There are slums at Croydon even now, for Croydon is a highly civilised progressive place, and slums and slum populations are the exclusive products of civilisation and progress, and a very severe indictment of them. But they are new slums; those poverty-stricken districts created ad hoc, which seem more hopeless than the ancient purlieus, and appear to be as inevitable to and as inseparable from modern great towns as a hem to a handkerchief.
The old quarter of Croydon began to fall into the slum condition at about the period of Croydon’s first expansion, when the οἱ πολλοί impinged too closely upon the archiepiscopal precincts, and their Graces, neglecting their obvious duty in the manner customary to Graces spiritual and temporal, retired to the congenial privacy of Addington.

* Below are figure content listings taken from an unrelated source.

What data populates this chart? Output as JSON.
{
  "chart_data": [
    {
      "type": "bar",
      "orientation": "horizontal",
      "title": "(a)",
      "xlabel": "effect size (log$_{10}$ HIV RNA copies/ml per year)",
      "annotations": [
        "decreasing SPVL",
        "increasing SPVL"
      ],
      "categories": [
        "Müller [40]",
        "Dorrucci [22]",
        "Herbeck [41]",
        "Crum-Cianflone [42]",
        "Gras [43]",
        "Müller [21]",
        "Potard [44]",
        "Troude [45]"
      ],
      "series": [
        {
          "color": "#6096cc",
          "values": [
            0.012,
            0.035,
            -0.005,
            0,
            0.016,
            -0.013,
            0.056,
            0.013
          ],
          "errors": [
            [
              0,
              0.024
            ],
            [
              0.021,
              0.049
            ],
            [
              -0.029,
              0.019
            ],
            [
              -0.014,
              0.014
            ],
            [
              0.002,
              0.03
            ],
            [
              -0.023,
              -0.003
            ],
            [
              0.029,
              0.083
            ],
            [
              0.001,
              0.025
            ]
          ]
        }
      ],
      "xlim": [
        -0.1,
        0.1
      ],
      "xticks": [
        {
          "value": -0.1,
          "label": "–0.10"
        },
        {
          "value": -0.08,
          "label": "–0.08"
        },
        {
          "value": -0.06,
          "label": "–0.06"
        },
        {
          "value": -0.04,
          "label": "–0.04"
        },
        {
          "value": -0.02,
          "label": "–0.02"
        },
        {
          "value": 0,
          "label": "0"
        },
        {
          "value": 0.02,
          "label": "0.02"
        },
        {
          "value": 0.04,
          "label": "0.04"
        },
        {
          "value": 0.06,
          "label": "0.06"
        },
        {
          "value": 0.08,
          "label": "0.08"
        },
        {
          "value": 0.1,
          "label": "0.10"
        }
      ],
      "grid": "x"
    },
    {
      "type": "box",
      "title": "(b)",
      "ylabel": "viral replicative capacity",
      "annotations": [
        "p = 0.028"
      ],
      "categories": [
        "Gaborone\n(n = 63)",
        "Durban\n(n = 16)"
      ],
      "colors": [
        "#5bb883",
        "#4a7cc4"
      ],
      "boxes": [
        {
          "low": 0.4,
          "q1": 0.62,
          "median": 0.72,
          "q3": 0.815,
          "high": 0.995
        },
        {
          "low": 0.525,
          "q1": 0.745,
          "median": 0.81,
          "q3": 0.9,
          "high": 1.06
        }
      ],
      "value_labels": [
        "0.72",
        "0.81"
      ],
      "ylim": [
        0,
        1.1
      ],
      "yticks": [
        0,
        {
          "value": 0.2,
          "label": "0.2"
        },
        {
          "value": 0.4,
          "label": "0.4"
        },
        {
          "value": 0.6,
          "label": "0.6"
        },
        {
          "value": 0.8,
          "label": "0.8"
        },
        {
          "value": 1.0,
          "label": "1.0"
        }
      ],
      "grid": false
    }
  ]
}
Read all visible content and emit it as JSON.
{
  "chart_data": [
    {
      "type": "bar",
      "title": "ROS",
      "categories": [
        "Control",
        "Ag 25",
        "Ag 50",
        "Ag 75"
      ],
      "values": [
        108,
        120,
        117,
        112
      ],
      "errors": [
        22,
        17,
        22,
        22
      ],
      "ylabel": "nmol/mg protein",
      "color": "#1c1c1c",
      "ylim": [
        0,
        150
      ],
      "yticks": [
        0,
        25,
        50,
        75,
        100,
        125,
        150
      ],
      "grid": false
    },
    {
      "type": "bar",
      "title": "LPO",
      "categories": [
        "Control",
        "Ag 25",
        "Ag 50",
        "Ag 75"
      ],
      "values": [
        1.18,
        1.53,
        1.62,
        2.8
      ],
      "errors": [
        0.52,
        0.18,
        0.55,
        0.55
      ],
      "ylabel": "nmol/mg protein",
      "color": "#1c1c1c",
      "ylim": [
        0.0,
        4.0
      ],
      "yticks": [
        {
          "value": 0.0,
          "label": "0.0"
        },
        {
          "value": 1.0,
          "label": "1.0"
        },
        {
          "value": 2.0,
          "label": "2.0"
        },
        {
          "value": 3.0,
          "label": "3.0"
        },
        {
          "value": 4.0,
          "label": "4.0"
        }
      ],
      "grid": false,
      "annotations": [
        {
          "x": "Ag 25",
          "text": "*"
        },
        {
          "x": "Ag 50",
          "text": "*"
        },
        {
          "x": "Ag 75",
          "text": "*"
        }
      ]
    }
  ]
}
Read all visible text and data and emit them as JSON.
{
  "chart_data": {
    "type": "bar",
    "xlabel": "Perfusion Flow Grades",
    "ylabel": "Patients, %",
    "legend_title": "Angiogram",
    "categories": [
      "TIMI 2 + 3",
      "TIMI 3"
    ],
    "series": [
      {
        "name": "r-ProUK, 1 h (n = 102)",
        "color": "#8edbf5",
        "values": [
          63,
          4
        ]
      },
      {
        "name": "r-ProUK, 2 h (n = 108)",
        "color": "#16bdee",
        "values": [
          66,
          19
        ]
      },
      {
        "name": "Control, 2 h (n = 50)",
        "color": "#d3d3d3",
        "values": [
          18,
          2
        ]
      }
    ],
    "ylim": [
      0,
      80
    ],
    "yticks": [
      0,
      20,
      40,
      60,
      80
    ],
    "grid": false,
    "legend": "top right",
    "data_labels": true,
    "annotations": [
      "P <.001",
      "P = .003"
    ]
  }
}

Here stands the magnificent parish church of Croydon; its noble tower of the Perpendicular period, its body of the same style, but a restoration, after the melancholy havoc caused by the great fire of 1867. It is one of the few really satisfactory works of Sir Gilbert Scott; successful because he was obliged to forget his own particular fads and to reproduce exactly what had been destroyed. Another marvellous replica is the elaborate monument of Archbishop Whitgift, copied exactly from pictures of that utterly destroyed in the fire. Archbishop Sheldon’s monument, however, still remains in its mutilated condition, with a scarred and horrible face calculated to afflict the nervous and to be remembered in their dreams.